El Cabanyal and its Mercat

One of the main reasons I chose the hostel as my stop in Valencia was its proximity to the beach; the other was its price. It certainly delivered on both. The fact that I also made as good a friend as Ewa, in such a short time, is definitely a bonus. But I digress. I didn’t really mind that the main marina of Valencia was actually much closer to my new temporary home than the beach, but in all honesty, never once did that diminish my enjoyment of the area. What I hadn’t realized at the time of booking, however, was the fact that I was also going to be just south of the very interesting–and I’m told up-and-coming–neighbourhood of El Cabanyal.

My (very educational) experience at the Gaudí y Trancedís exposition at the Museo de Ceràmica a few days earlier gave me the push needed to survey the area more closely. I had already gone up and down quite a few of the streets of this neighbourhood, mostly in search of food or a photocopy place, but this was my first attempt at finding some of the façades I had seen at the exposition, i.e. examples of Gaudí-inspired works, as well as a chance to capture at least a little of the neighbourhood feel on camera. I already knew this place was cool (I’m not blind, you know), but this time I paid attention.

Trencadís in El Cabanyal

I’m going to be honest with you: finding the same houses I saw featured on the video at the show proved to be way, way harder than I thought. I mean, how many streets can one go down before finding something? And the answer is: so many, so very many. You see, El Cabanyal may be only about 1.4km square, but it’s divided into a grid of roughly ten by 13 streets, give or take a weird little street here and there, and roughly a kilometer of beach. The blocks are long and narrow, lined with mostly old, two-story, fishermen’s or port worker’s cottages and interspersed with multi-storey construction that is clearly newer and, to my eyes, much uglier. Many of the houses look like they could use a little TLC, and, judging from the amount of construction going on just about every street, they seem to be getting it. I do hope that most of that work is restorative and not destructive, though I fear it may be the latter more often than not. I hear rumours that the city of Valencia is planning on revitalizing the area in the next few years so I expect property values will be going up. Gentrification, here it comes.
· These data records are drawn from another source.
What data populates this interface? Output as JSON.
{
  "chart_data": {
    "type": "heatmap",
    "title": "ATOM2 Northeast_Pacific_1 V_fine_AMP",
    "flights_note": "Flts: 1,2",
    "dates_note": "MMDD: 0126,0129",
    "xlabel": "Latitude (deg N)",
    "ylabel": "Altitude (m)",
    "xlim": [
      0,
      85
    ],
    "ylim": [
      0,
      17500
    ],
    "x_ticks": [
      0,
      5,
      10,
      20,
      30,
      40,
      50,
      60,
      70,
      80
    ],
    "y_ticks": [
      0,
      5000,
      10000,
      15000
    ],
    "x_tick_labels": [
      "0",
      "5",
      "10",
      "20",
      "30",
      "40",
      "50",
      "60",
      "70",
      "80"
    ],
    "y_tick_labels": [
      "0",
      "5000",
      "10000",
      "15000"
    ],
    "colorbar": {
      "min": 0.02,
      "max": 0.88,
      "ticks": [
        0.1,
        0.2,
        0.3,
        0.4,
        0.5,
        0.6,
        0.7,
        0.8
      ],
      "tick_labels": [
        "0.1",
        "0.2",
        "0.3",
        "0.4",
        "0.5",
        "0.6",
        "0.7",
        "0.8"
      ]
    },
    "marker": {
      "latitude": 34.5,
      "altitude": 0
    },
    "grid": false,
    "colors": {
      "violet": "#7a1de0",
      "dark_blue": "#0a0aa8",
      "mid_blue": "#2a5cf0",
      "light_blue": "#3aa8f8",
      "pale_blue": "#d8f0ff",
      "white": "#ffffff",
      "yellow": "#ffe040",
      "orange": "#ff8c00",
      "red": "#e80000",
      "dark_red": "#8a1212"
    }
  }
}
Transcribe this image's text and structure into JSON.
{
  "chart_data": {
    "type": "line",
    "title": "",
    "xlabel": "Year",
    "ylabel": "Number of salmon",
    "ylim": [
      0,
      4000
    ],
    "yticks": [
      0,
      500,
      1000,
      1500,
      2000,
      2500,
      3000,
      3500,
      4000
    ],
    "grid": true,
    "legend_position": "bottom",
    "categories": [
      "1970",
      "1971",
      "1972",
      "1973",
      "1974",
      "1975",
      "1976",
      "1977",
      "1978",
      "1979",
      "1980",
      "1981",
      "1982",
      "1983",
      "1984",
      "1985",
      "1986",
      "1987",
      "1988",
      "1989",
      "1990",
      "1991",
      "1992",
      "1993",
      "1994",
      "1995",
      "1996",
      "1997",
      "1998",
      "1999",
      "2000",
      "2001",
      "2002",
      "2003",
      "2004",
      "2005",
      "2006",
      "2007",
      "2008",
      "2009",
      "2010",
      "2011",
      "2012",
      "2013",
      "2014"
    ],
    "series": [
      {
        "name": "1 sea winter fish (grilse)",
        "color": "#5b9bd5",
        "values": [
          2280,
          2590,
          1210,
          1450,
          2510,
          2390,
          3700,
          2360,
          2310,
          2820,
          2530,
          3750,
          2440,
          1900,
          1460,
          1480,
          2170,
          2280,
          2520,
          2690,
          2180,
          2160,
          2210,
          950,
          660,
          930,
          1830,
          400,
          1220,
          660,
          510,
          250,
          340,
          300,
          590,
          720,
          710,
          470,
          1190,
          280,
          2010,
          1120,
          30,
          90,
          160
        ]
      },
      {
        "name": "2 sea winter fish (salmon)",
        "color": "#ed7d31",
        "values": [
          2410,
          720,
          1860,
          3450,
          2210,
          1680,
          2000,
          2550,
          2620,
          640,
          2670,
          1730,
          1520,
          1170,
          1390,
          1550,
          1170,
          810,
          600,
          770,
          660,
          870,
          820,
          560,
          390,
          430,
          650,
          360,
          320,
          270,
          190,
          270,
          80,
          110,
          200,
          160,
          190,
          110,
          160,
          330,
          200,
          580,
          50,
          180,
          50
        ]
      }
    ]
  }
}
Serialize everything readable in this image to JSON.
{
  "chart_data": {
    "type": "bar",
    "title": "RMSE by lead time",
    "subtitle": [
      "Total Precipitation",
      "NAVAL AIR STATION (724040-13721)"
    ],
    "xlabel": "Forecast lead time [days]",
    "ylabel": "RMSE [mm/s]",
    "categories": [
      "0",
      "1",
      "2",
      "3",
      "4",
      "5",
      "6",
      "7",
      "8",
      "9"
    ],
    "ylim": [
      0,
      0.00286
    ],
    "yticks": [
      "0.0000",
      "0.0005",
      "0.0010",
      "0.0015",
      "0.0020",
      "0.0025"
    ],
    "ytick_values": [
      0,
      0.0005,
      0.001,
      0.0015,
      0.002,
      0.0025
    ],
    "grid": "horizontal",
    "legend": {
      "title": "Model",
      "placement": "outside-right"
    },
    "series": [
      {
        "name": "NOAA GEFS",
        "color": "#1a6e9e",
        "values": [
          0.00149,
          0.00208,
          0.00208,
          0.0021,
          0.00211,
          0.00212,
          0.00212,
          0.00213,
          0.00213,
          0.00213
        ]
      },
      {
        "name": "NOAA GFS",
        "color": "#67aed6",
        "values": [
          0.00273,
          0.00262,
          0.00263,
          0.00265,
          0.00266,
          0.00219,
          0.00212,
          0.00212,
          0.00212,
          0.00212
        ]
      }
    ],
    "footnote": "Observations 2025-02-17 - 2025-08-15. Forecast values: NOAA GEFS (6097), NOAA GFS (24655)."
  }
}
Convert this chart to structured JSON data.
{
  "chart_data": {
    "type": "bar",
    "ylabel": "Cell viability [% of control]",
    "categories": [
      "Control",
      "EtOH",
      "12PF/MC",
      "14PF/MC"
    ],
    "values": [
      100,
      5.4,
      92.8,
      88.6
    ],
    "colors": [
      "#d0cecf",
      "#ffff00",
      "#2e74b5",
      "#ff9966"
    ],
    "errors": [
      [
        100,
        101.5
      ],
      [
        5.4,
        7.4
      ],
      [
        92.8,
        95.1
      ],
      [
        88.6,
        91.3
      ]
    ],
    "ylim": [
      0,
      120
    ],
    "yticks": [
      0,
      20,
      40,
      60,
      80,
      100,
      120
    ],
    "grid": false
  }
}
If only I could renovate this beauty …

There is something to be said about living in a vibrant neighbourhood so close to the beach, and the thought of buying an old house here and renovating it to my liking has definitely crossed my mind. More than once. I even found a great candidate but for the life of me could not find the price on the realtor’s website; I suspect it would be higher than I’d be prepared to invest, unfortunately. This is the time to get in on the ground floor, so to speak, and, in a few years, have a valuable place in a sought-after area, very much like the Russafa neighbourhood, which I’m told has gone through exactly this kind of rebirth a few years ago and is now considered rather posh. I haven’t quite managed to make it to Russafa yet, but when I do, you shall know first-hand how good a job the city has done. Well, from street-level at least.

As I wondered around looking for examples of trencadís, I did spot some pretty houses, but what I was really happy to see was the local municipal market, a mini version of el Mercat Central, if you will. And what a joy it was, too! A neighbourhood isn’t truly a neighbourhood unless it has its very own market, and this one dates back to 1958. I know that doesn’t seem very old but then it was a replacement for a smaller market only a couple of blocks away that had served the area from 1867, when this area was a proper village, long before being absorbed by the city of Valencia. The market is quite large, with many stalls selling local and imported produce. Its specialty is–and this is no surprise–seafood. I read that seafood here rivals that of Mercat Central, and the easy-going and friendly vendors give the place a truly unique feel. It is also said that El Cabanyal residents were (are still?) known for being able to determine the quality and freshness of fish sold in the market just by looking at their fishy eyes. I didn’t look into them myself so can’t verify the veracity of that statement, but I do have to admit the seafood looked amazing and more than once I felt myself salivating and wishing I had a proper kitchen, never mind my old pantry.

Mouth-watering seafood at el Mercat del Cabanyal

This market had the usual myriad of fruit and vegetable stands, meat counters, cheese shops, and olive vendors, but three things stood out for me: 1. one of the bakeries makes the most amazing little baby croissants stuffed with chocolate; 2. there are more than one stall where they sell horse meat!; and 3. caracoles come in many colours and sizes. Sorry, no pictures of the croissants, I ate them too quickly, but there are plenty of photos of the caracoles. If only I knew how to prepare them! I have yet to see them on a menu, strangely enough, but maybe I just haven’t found that one specialty restaurant that serves them, similar to what we stumbled onto in Sevilla back in 2013. Those little buggers are so delicious, I really hope I’ll get to try some again one of these days.

Yummy caracoles

Although the market isn’t exactly next door to my hostel, it is close enough that I will return to it more than once in the coming days, mostly to just look around, but also to get more croissants 😉

NB: The Gallery pictures for this post are split between El Cabanyal and El Mercat de Cabanyal.